Pascual et al. [8] reached a similar conclusion that the meshes using absorbable biological materials could increase the production of inflammatory mediators by decreasing the synthesis of growth factors in the new tissue. Rosch et al. [19] demonstrated that, in the long run, this difference did not exist in the composite fabrics coated with polyglactin when compared to pure polypropylene mesh. A similar result was found by Junge et al. [20] which compared with polypropylene mesh screens combined polypropylene and polyglecaprone. In our previous study, we concluded that an intense inflammatory reaction could reduce tissue maturation and collagen deposition [13].

Comparing our results with the above data, we can hypothesize that the meshes with large pores and, in this case, lower density, allow free flow of cells through the mesh, as have been shown by other authors [10, 11]. Thus, a more exacerbated reaction in the initial inflammatory phase could be observed, proceeding the proliferative period. This intense initial response would be beneficial, as it would generate a more suitable location for a greater deposition of collagen as well as the formation of better quality collagen. Consequently, the final product would be a stronger wound repair tissue.

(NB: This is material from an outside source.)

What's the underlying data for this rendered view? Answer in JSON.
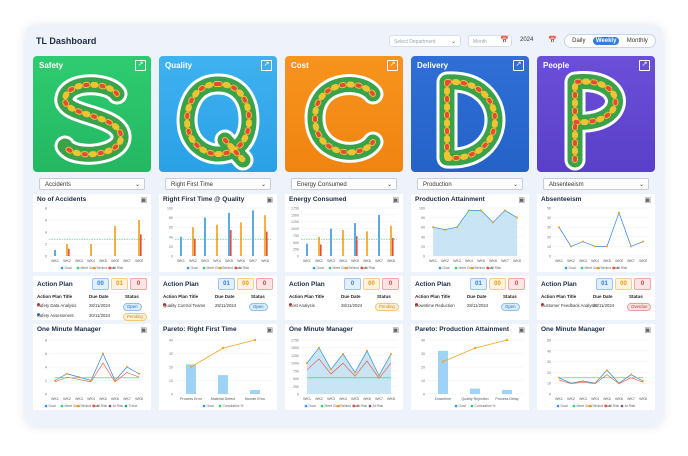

The data from this study support the hypothesis that the prostheses that induce an intense early inflammatory response could lead to increased collagen deposition in a subsequent phase if this reaction is transitory and waning, which would allow a more organized and improved collagen deposition. On the contrary, the maintenance of an inflammatory condition, generated by the composite materials and verified in later stages, results in comparatively less deposition of collagen. Further work on the types of collagen that is deposited at different times should help clarify the issues around the choice of the types of meshes for hernia repair.